In the instant case, the right to present a defense has come into direct conflict with the protection against tainted testimony. Carter was called as a witness for Monte Mosley. Carter testified that he had never purchased any drugs from Mosley, and that he had never seen Mosley with drugs. During his testimony, it became clear that Mosley talked to Carter prior to Carter's turn on the stand in plain violation of the sequestration order. In fact it appears that Mosley told Carter that his name had been mentioned in the previous day's testimony. Although Mosley denies it, it is possible that Mosley in fact told Carter that there had been previous testimony that Carter had purchased crack from Mosley on numerous occasions. The district court therefore decided to exclude Carter's testimony by telling the jury to disregard what he had said on the stand.
We believe that the court would have been well advised to employ a lesser sanction to punish the violation because to do so would have preserved both the purpose of the sequestration rule and the defendant's right to present a defense. We also find that the court should perhaps have more closely examined Carter in voir dire to determine the extent of the taint of his testimony and the causes of that taint prior to excluding him.

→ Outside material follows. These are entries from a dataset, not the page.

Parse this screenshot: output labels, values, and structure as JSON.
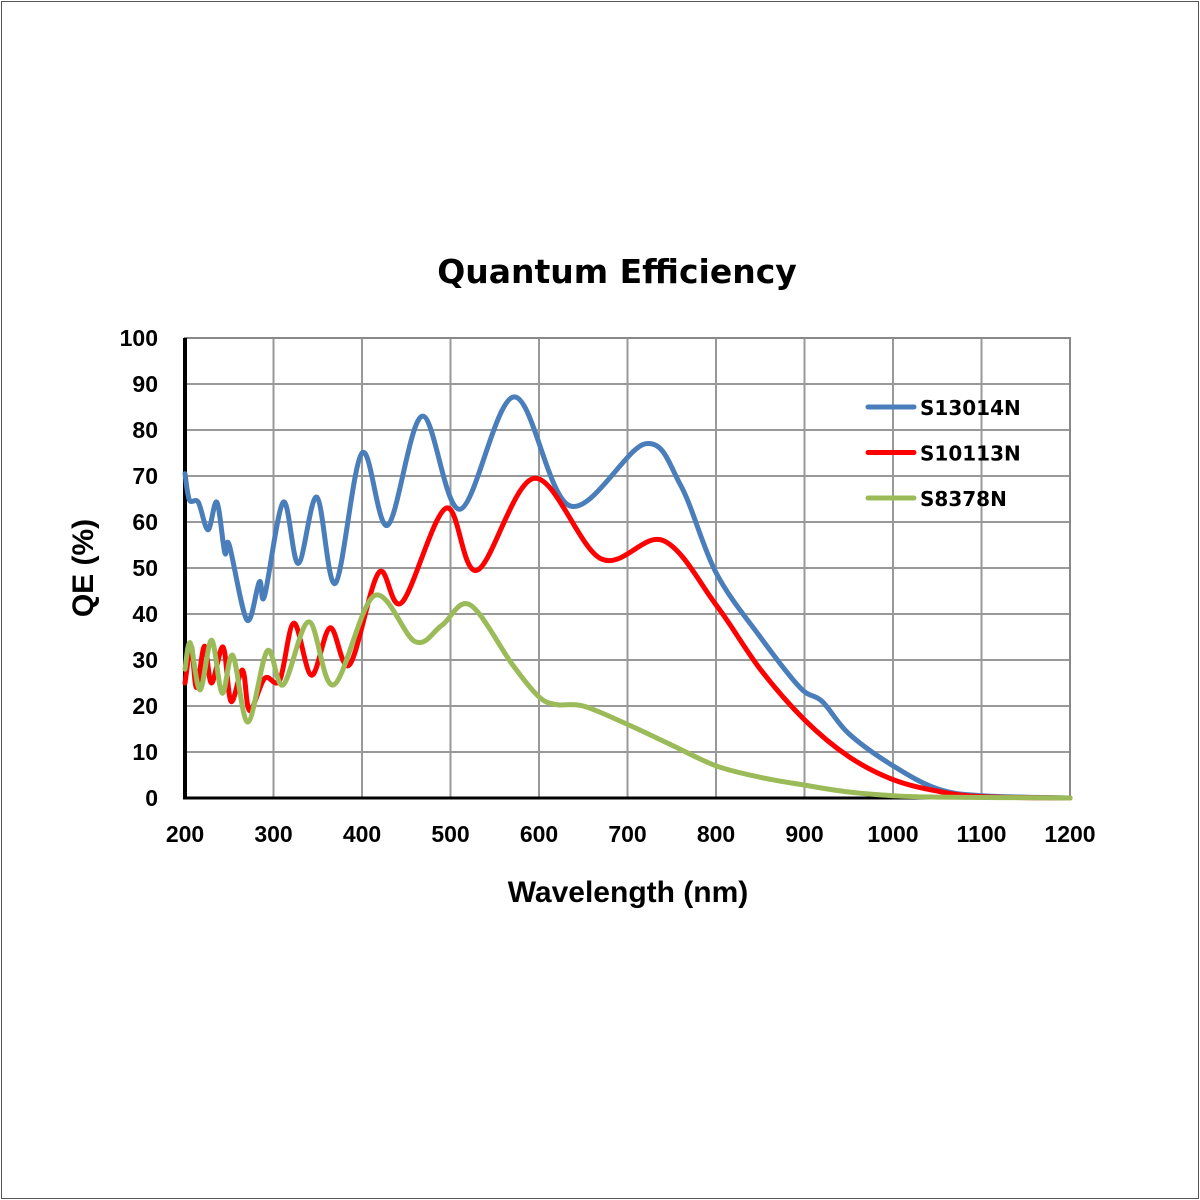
{
  "chart_data": {
    "type": "line",
    "title": "Quantum Efficiency",
    "xlabel": "Wavelength (nm)",
    "ylabel": "QE (%)",
    "xlim": [
      200,
      1200
    ],
    "ylim": [
      0,
      100
    ],
    "xticks": [
      200,
      300,
      400,
      500,
      600,
      700,
      800,
      900,
      1000,
      1100,
      1200
    ],
    "yticks": [
      0,
      10,
      20,
      30,
      40,
      50,
      60,
      70,
      80,
      90,
      100
    ],
    "grid": true,
    "legend_position": "top-right",
    "series": [
      {
        "name": "S13014N",
        "color": "#4a7ebb",
        "x": [
          200,
          205,
          215,
          226,
          236,
          245,
          250,
          270,
          284,
          290,
          311,
          328,
          349,
          370,
          400,
          429,
          468,
          511,
          572,
          635,
          720,
          760,
          800,
          850,
          895,
          920,
          950,
          1000,
          1050,
          1100,
          1200
        ],
        "y": [
          70.5,
          64.8,
          64.3,
          58.3,
          64.3,
          53.3,
          55,
          38.7,
          47,
          44,
          64.3,
          51,
          65.4,
          46.7,
          75,
          59.3,
          83,
          62.8,
          87.2,
          63.5,
          77,
          68,
          49,
          35,
          24,
          21,
          14,
          7,
          2,
          0.5,
          0
        ]
      },
      {
        "name": "S10113N",
        "color": "#ff0000",
        "x": [
          200,
          207,
          213,
          222,
          230,
          243,
          252,
          265,
          273,
          290,
          307,
          323,
          343,
          364,
          386,
          419,
          445,
          495,
          530,
          595,
          670,
          740,
          800,
          850,
          900,
          950,
          1000,
          1050,
          1100,
          1200
        ],
        "y": [
          25,
          33,
          24,
          33,
          25,
          32.8,
          21,
          27.8,
          19,
          26,
          25.6,
          38,
          26.7,
          37,
          29,
          49,
          42.5,
          63,
          49.5,
          69.5,
          52,
          56,
          42,
          28,
          17,
          9,
          4,
          1.5,
          0.3,
          0
        ]
      },
      {
        "name": "S8378N",
        "color": "#9bbb59",
        "x": [
          200,
          206,
          217,
          230,
          242,
          254,
          271,
          293,
          311,
          340,
          368,
          414,
          460,
          490,
          522,
          570,
          600,
          620,
          650,
          700,
          750,
          800,
          850,
          900,
          950,
          1000,
          1050,
          1200
        ],
        "y": [
          28,
          33.7,
          23.5,
          34.3,
          22.8,
          31,
          16.5,
          32,
          24.6,
          38.3,
          24.6,
          44,
          34,
          37.5,
          42,
          29,
          22,
          20.3,
          20,
          16,
          11.5,
          7,
          4.5,
          2.8,
          1.3,
          0.5,
          0.2,
          0
        ]
      }
    ]
  }
}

However, we have found no precedent in which we have overturned the decision of a district judge to exclude a defense witness when the violation was plainly the fault of the defendant or defendant's counsel. And given that it is clear that Mosley himself was behind this violation in some way, we do not find that the district court abused its discretion. We are particularly unwilling to overturn the district court's judgment on this issue given that the defense did not argue to the court during trial that the exclusion of Carter was excessive or unconstitutional.
We find that none of the challenges raised by Troy Cropp, Clyde Cropp, and Monte Mosley to their convictions or to their sentences merit reversal. Therefore we
1. It is not clear whether Clyde Cropp participated in this scheme or not.
2. The court told the jury, in part: “This case has extended over some five days of testimony, though it has not moved as smoothly and continuously as both Court and counsel would desire. Where there's a trial involving a prosecution with seven individual defendants, the complications encountered add unavoidably to the interruptions․”
3. We are also mindful of the Supreme Court's recent decision in Koon v. United States, 518 U.S. 81, 116 S.Ct. 2035, 135 L.Ed.2d 392 (1996), which stated that a district court's decision to depart in an “atypical case” is to be reviewed for an abuse of discretion, although that decision is not controlling in the instant case.
Affirmed by published opinion. Judge ERVIN wrote the opinion, in which Judge BOYLE and Judge JACKSON joined.